«J’ai 16 ans en 1977, je suis passionné de super-8, j’ai déjà tourné plus jeune un film de cape et d’épée avec des copains qui sont, pour la petite anecdote, devenus conseillers d’Etat et procureur général. L’argent que je gagne le dimanche dans un bar me permet d’acheter de la pellicule. Du coup, pour un devoir de français au lycée sur le roman de Dominique Fernandez «Porporino ou les mystères de Naples», j’ai envie de filmer des extraits de cette histoire d’un chanteur castrat du XVIIIe siècle. La trajectoire du personnage qui sacrifie tout à son art me fascine; de plus à l’adolescence, dans cette envie de séduire chacune et chacun, le trouble autour de la sexualité, présent dans le livre, m’attire.

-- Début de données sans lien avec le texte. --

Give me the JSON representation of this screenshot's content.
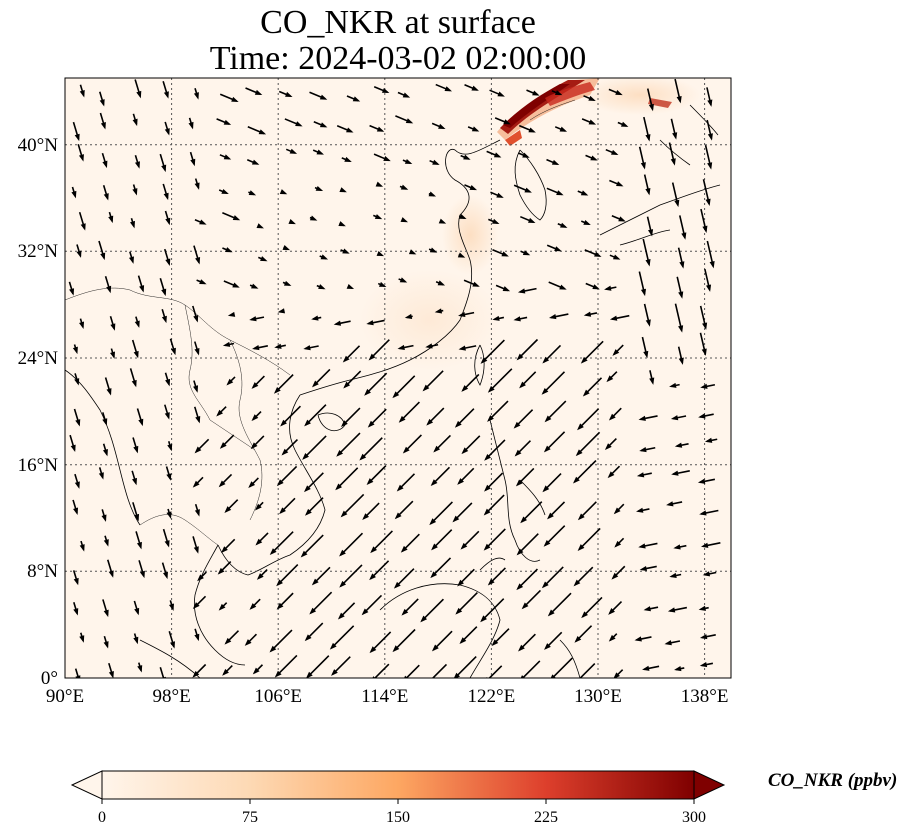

Je réussis à entraîner une trentaine de filles et une dizaine de garçons dans l’aventure. On empruntait les costumes aux compagnies de théâtre, on tournait dans les jardins des belles demeures neuchâteloises. On a même tourné une scène nus dans les brumes du lac de Neuchâtel, c’était très baroque, très sensuel, ce qui n’était pas la marque de fabrique du cinéma suisse de l’époque! J’étais à la fois réalisateur et acteur et le caméraman, c’était l’actuel directeur de la Cinémathèque suisse, Frédéric Maire. Je me rappelle qu’il avait fait un léger zoom sur les seins nus d’une fille en tremblant, visiblement ému, ce qu’un journaliste avait décrit comme «une approche frémissante de la morbidezza». C’est que les filles étaient belles, les garçons étaient beaux, c’était fabuleux, on était dans l’audace, l’insouciance, une liberté de ton totale, jouant volontairement avec certains anachronismes! Je réalisais avec «Porporino» un rêve qui en même temps me dépassait, construisait déjà l’artiste que j’allais devenir… Je n’imaginais jamais que ce travail de lycée allait être vu par Freddy Buache, à l’époque directeur de la Cinémathèque, qui écrira même, dans son encyclopédie du cinéma suisse, que c’était un des plus beaux films des années 1970.
La TV romande le diffusera, il a été primé, invité aux Journées de Soleure et dans des festivals, notamment à Caracas où je n’avais même pas la possibilité d’aller. Même l’auteur du livre a apprécié notre travail. Mais le plus fou, c’est qu’il m’a permis, grâce à un producteur suisse, d’aller à Rome et de rencontrer Fellini. Quel bonheur! Me retrouver sur le plateau de «Ginger et Fred» face à Giulietta Masina que j’aimais tant! Fellini a été très chaleureux et disponible, touché que je lui parle des «Nuits de Cabiria», moins célébré qu’«Amarcord» ou que «La dolce vita». Par la suite, j’ai pu passer un mois en Colombie sur le tournage de «Chronique d’une mort annoncée» et avoir de longues discussions avec Francesco Rosi, le réalisateur. Son chef opérateur, qui était celui de Visconti, m’a alors raconté beaucoup d’anecdotes notamment sur «Mort à Venise». Fellini et Visconti restent mes cinéastes préférés.
Ce film, qui a marqué ma jeunesse, racontait l’histoire de quelqu’un qui essaie de garder invincible une part d’enfance en lui et ce thème, je m’en suis rendu compte par la suite, est resté très présent dans beaucoup de mes spectacles. J’ai souvent l’impression que «Porporino» me tient encore par la main.»